Le président de la République avait admis que ce phénomène existe également dans d’autres pays ayant ouvert leur économie, «mais pas avec la même ampleur qu’en l’Algérie», soulignant que ce phénomène «a été entretenu durant plus de 10 ans sans que les moyens de contrôle ne soient utilisés». Il avait fait état, dans ce sens, de «l’existence de sociétés d’assurances et de bureaux d’études agréés par les Nations unies, auxquels la loi permet de contrôler les prix à la source», soulignant avoir voulu appliquer cela en 2017. «C’était là la décision la plus dangereuse que j’ai eu à prendre car elle avait déplu à des milieux qui savaient que j’allais découvrir les choses», selon le compte-rendu de l’entrevue publié par l’agence officielle.
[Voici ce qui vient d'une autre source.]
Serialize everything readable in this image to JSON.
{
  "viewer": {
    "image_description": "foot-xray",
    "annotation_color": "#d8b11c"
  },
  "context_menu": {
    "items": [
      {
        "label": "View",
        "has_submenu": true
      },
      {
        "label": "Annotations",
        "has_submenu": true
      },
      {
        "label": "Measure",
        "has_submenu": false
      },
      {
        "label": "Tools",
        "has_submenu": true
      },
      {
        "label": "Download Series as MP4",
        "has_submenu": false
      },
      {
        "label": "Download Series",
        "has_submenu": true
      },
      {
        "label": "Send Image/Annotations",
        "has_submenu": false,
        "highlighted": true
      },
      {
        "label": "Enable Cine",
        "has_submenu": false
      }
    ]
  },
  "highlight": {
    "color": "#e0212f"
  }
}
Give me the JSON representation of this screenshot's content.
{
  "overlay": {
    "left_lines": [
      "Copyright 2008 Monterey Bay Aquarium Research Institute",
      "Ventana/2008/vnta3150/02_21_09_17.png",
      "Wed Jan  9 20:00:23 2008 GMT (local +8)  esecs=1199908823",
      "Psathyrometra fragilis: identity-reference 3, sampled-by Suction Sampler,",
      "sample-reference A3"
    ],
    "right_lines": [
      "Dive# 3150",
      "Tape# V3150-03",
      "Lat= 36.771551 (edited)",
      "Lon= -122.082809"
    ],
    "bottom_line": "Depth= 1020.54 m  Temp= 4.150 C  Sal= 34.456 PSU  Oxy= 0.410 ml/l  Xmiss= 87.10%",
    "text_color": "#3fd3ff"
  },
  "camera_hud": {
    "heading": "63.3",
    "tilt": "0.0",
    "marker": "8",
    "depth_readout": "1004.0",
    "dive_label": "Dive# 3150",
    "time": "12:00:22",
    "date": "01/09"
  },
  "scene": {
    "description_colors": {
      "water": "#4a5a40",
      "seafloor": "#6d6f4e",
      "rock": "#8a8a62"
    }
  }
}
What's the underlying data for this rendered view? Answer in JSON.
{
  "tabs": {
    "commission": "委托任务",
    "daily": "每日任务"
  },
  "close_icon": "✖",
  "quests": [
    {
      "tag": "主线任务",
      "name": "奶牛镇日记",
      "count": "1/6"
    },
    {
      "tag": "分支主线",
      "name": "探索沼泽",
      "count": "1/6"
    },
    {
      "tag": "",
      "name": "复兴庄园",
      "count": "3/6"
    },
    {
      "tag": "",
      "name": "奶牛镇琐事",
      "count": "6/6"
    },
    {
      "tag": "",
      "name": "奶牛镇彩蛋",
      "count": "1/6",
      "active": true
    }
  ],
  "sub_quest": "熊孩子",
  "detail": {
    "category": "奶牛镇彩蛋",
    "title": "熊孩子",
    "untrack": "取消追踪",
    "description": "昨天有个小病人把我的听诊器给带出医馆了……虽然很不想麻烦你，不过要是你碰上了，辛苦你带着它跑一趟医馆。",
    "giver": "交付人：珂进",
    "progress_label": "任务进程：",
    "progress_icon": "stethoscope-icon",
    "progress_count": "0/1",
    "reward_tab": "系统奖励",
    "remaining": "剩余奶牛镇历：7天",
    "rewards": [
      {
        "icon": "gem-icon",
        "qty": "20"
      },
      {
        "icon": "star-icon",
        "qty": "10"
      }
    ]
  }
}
Et d’ajouter qu’il ne voulait pas «choquer le citoyen» en dévoilant le pourcentage «effarant» de la surfacturation et les montants valeurs des fonds «exorbitants» transférés à l’étranger. «Nous pouvons nous protéger de la surfacturation en sanctionnant immédiatement les importateurs qui surfacturent pour crime économique et non pas les laisser exercer pendant des années avant d’être inquiétés», avait-t-il poursuivi.
Parmi les mécanismes mis en place pour maîtriser la surfacturation, la loi de finances 2021 introduit le «paiement à terme» en tant que disposition servant à organiser les opérations d’importation. La LF signée mercredi dernier par M. Tebboune fait valoir un article qui impose le recours à ce type de paiement pour les opérations d’importation, et ce dans un délai de 30 jours à compter de la date d’expédition des marchandises.
Le Directeur général des Douanes, Noureddine Khaldi, avait expliqué que le «paiement à terme» est une mesure efficace qui réduira considérablement la surfacturation, en assurant notamment un meilleur contrôle du transfert des capitaux à l’étranger, en fixant un délai minimum pour le transfert effectif des montants dus aux fournisseurs, «ce qui permet à l’administration des Douanes de s’assurer de la valeur déclarée avant le transfert bancaire du montant des factures en devises», a-t-il soutenu.

L’opération d’évaluation des banques publiques lancée

Le ministre des Finances Aymen Benabderrahmane a fait état du lancement, hier, d’une évaluation globale de six banques publiques, suite à quoi les résultats et l’ensemble des dysfonctionnements seront annoncés en toute transparence, ajoutant que c’est le Trésor qui subit les failles sous-jacentes de l’octroi de crédits.
Assurant que son département se penche sur l’assainissement du portefeuille crédits, M. Benabderrahmane a précisé que cette opération est actuellement en cours au niveau de la Direction générale du Trésor (DGT) avec une reconsidération des procédures réglementaires. L’évaluation des banques annoncée, lundi, par le premier responsable du secteur s’inscrit dans le cadre de la réforme du système bancaire. A ce propos, M. Benabderrahmane a mis en avant «les efforts déployés pour la mise en œuvre de profonds changements sur la gestion et l’encadrement des banques afin de leur donner un nouvel élan».